Resident care would suffer and providers would shoulder a larger burden if Congress acts on the latest recommendations from the Medicare Payment Advisory Commission, advocates for the long-term care sector say.
MedPAC devoted a chapter of its June 2013 Congressional report to outpatient therapy, laying out a series of recommendations that sparked sharp concern from the long-term care sector. These recommendations include lowering the yearly cap on combined physical and speech-language therapy from $1,900 to $1,270. A separate $1,900 cap for occupational therapy should also be reduced to $1,270, MedPAC recommended.
Both the American Health Care Association and the National Association for the Support of Long-Term Care spoke out against these proposals. NASL advocated for “repeal of the therapy cap and development of a new payment system that would reflect the key factors around clinical diagnosis of the patient and complexity of rehabilitative treatments and episodes.”

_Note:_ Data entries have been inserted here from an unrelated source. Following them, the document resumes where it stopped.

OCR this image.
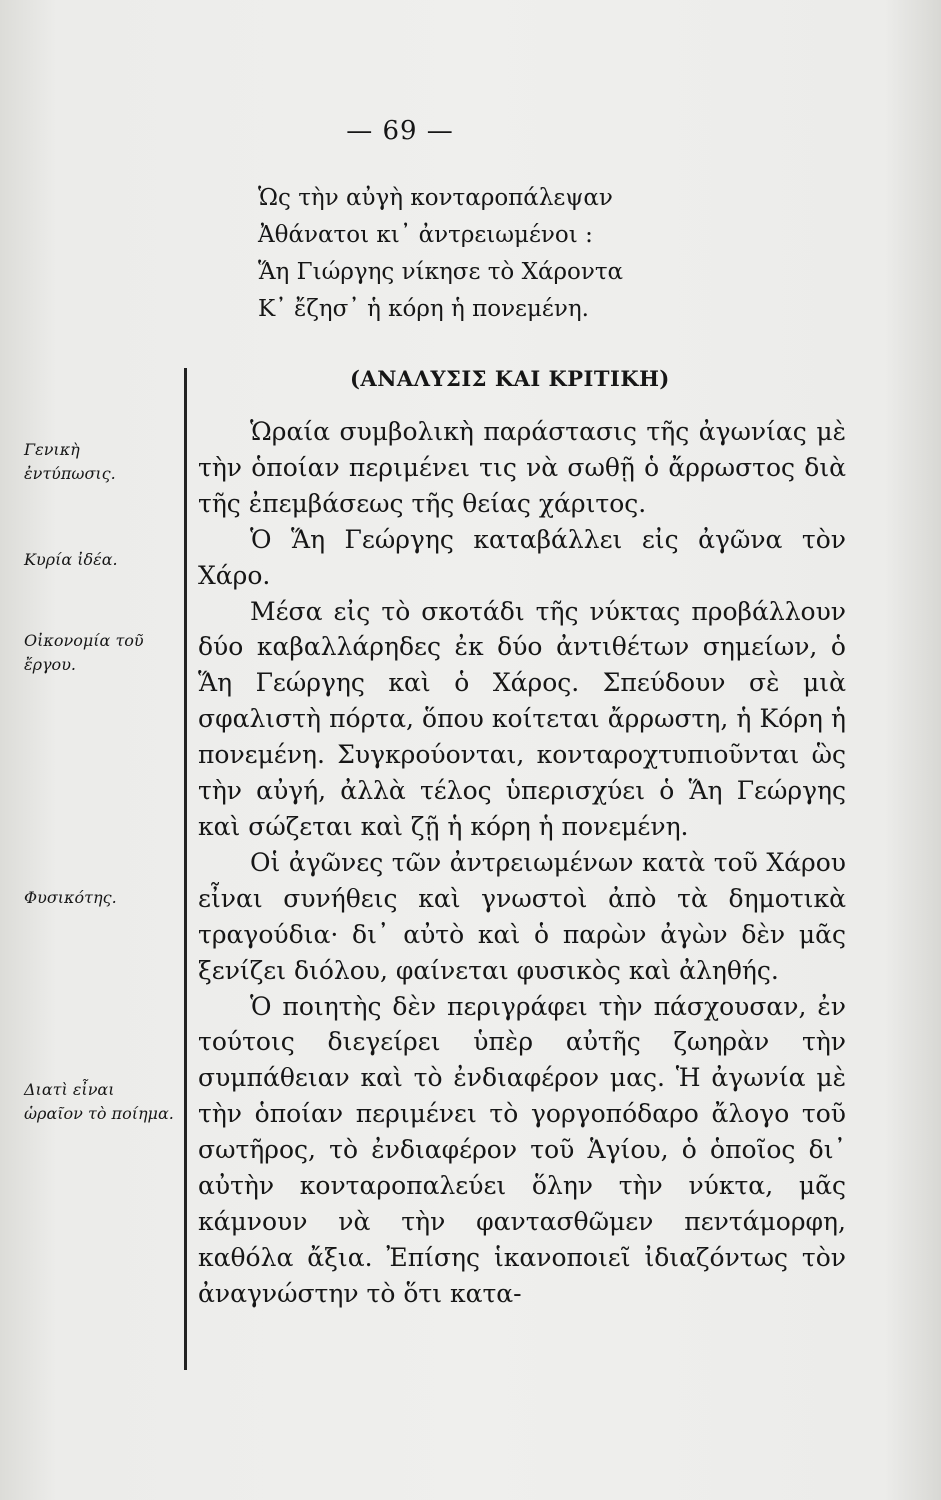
— 69 —
Ὡς τὴν αὐγὴ κονταροπάλεψαν
Ἀθάνατοι κι᾿ ἀντρειωμένοι :
Ἅη Γιώργης νίκησε τὸ Χάροντα
Κ᾿ ἔζησ᾿ ἡ κόρη ἡ πονεμένη.
(ΑΝΑΛΥΣΙΣ ΚΑΙ ΚΡΙΤΙΚΗ)
Γενικὴ ἐντύπωσις.
Κυρία ἰδέα.
Οἰκονομία τοῦ ἔργου.
Φυσικότης.
Διατὶ εἶναι ὡραῖον τὸ ποίημα.

Ὡραία συμβολικὴ παράστασις τῆς ἀγωνίας μὲ τὴν ὁποίαν περιμένει τις νὰ σωθῇ ὁ ἄρρωστος διὰ τῆς ἐπεμβάσεως τῆς θείας χάριτος.

Ὁ Ἅη Γεώργης καταβάλλει εἰς ἀγῶνα τὸν Χάρο.

Μέσα εἰς τὸ σκοτάδι τῆς νύκτας προβάλλουν δύο καβαλλάρηδες ἐκ δύο ἀντιθέτων σημείων, ὁ Ἅη Γεώργης καὶ ὁ Χάρος. Σπεύδουν σὲ μιὰ σφαλιστὴ πόρτα, ὅπου κοίτεται ἄρρωστη, ἡ Κόρη ἡ πονεμένη. Συγκρούονται, κονταροχτυπιοῦνται ὣς τὴν αὐγή, ἀλλὰ τέλος ὑπερισχύει ὁ Ἅη Γεώργης καὶ σώζεται καὶ ζῇ ἡ κόρη ἡ πονεμένη.

Οἱ ἀγῶνες τῶν ἀντρειωμένων κατὰ τοῦ Χάρου εἶναι συνήθεις καὶ γνωστοὶ ἀπὸ τὰ δημοτικὰ τραγούδια· δι᾿ αὐτὸ καὶ ὁ παρὼν ἀγὼν δὲν μᾶς ξενίζει διόλου, φαίνεται φυσικὸς καὶ ἀληθής.

Ὁ ποιητὴς δὲν περιγράφει τὴν πάσχουσαν, ἐν τούτοις διεγείρει ὑπὲρ αὐτῆς ζωηρὰν τὴν συμπάθειαν καὶ τὸ ἐνδιαφέρον μας. Ἡ ἀγωνία μὲ τὴν ὁποίαν περιμένει τὸ γοργοπόδαρο ἄλογο τοῦ σωτῆρος, τὸ ἐνδιαφέρον τοῦ Ἁγίου, ὁ ὁποῖος δι᾿ αὐτὴν κονταροπαλεύει ὅλην τὴν νύκτα, μᾶς κάμνουν νὰ τὴν φαντασθῶμεν πεντάμορφη, καθόλα ἄξια. Ἐπίσης ἱκανοποιεῖ ἰδιαζόντως τὸν ἀναγνώστην τὸ ὅτι κατα-
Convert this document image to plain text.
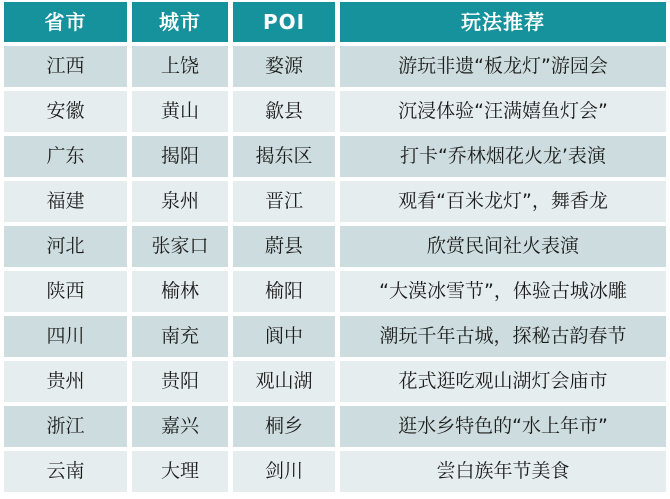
省市	城市	POI	玩法推荐
江西	上饶	婺源	游玩非遗“板龙灯”游园会
安徽	黄山	歙县	沉浸体验“汪满嬉鱼灯会”
广东	揭阳	揭东区	打卡“乔林烟花火龙’表演
福建	泉州	晋江	观看“百米龙灯”，舞香龙
河北	张家口	蔚县	欣赏民间社火表演
陕西	榆林	榆阳	“大漠冰雪节”，体验古城冰雕
四川	南充	阆中	潮玩千年古城，探秘古韵春节
贵州	贵阳	观山湖	花式逛吃观山湖灯会庙市
浙江	嘉兴	桐乡	逛水乡特色的“水上年市”
云南	大理	剑川	尝白族年节美食
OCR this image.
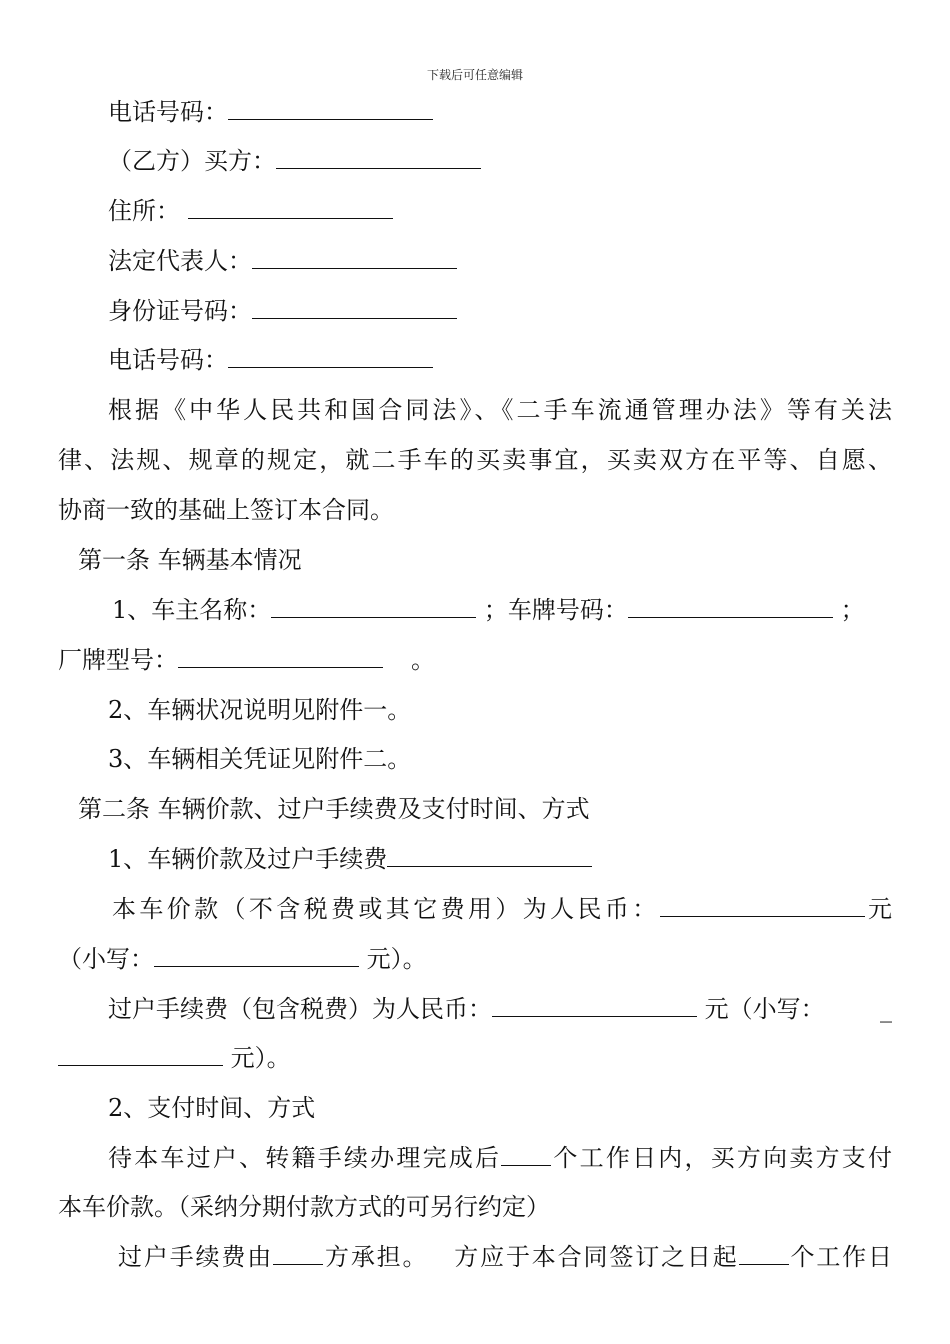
下载后可任意编辑
电话号码：
（乙方）买方：
住所：
法定代表人：
身份证号码：
电话号码：
根据《中华人民共和国合同法》、《二手车流通管理办法》等有关法
律、法规、规章的规定，就二手车的买卖事宜，买卖双方在平等、自愿、
协商一致的基础上签订本合同。
第一条 车辆基本情况
1、车主名称：	；车牌号码：	；
厂牌型号：	。
2、车辆状况说明见附件一。
3、车辆相关凭证见附件二。
第二条 车辆价款、过户手续费及支付时间、方式
1、车辆价款及过户手续费
本车价款（不含税费或其它费用）为人民币：	元
（小写：	元）。
过户手续费（包含税费）为人民币：	元（小写： _
元）。
2、支付时间、方式
待本车过户、转籍手续办理完成后 个工作日内，买方向卖方支付
本车价款。（采纳分期付款方式的可另行约定）
过户手续费由 方承担。 方应于本合同签订之日起 个工作日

MedPAC offered “dire, scary recommendations,” Cynthia Morton, NASL executive vice president, told McKnight’s.
AHCA President Mark Parkinson called for more data-driven decision making, saying the latest recommendations are “short-sighted” due to a lack of “consistent guidelines which produce data demonstrating the improved outcomes therapy services provide.”
The proposed changes would impact skilled nursing facilities in particular, which accounted for 37% of Medicare therapy-related reimbursements in 2011, according to the report. Providers are concerned that the process of obtaining manual approval for medically necessary therapy that exceeds the caps will erode quality of care while adding a bureaucratic burden. Reducing therapy reimbursements would also cut into SNFs’ already tight margins.
MedPAC sought to address this concern by proposing a streamlined approvals process for exceptions to the cap, which would allow providers to submit requests electronically for the first time. The system would also allow beneficiaries two therapy visits during a 10-day window while the manual review is pending. The provider would be liable for the cost of these sessions if the therapy was deemed medically unnecessary.
These proposals are a “good start,” NASL’s Morton said, adding that MedPAC has listened to input. But she cautioned that “electronic” is vague language, and reviewers are not likely to accept PDFs containing personal health information. With the therapy cap at $3,700, manual reviews were so delayed that CMS had to revamp the system, Morton pointed out. If the caps are reduced to $1,270, the number of reviews could triple.
“There’s no reviewing entity that could handle that workload in ten days,” she said. “It’s an unworkable recommendation that does not keep the patient at the forefront.”
MedPAC’s review of outpatient therapy was mandated by the Middle Class Tax Relief and Job Creation Act of 2012, and some recommendations in the current report were released — and adopted by the Centers for Medicare & Medicaid Services — last year.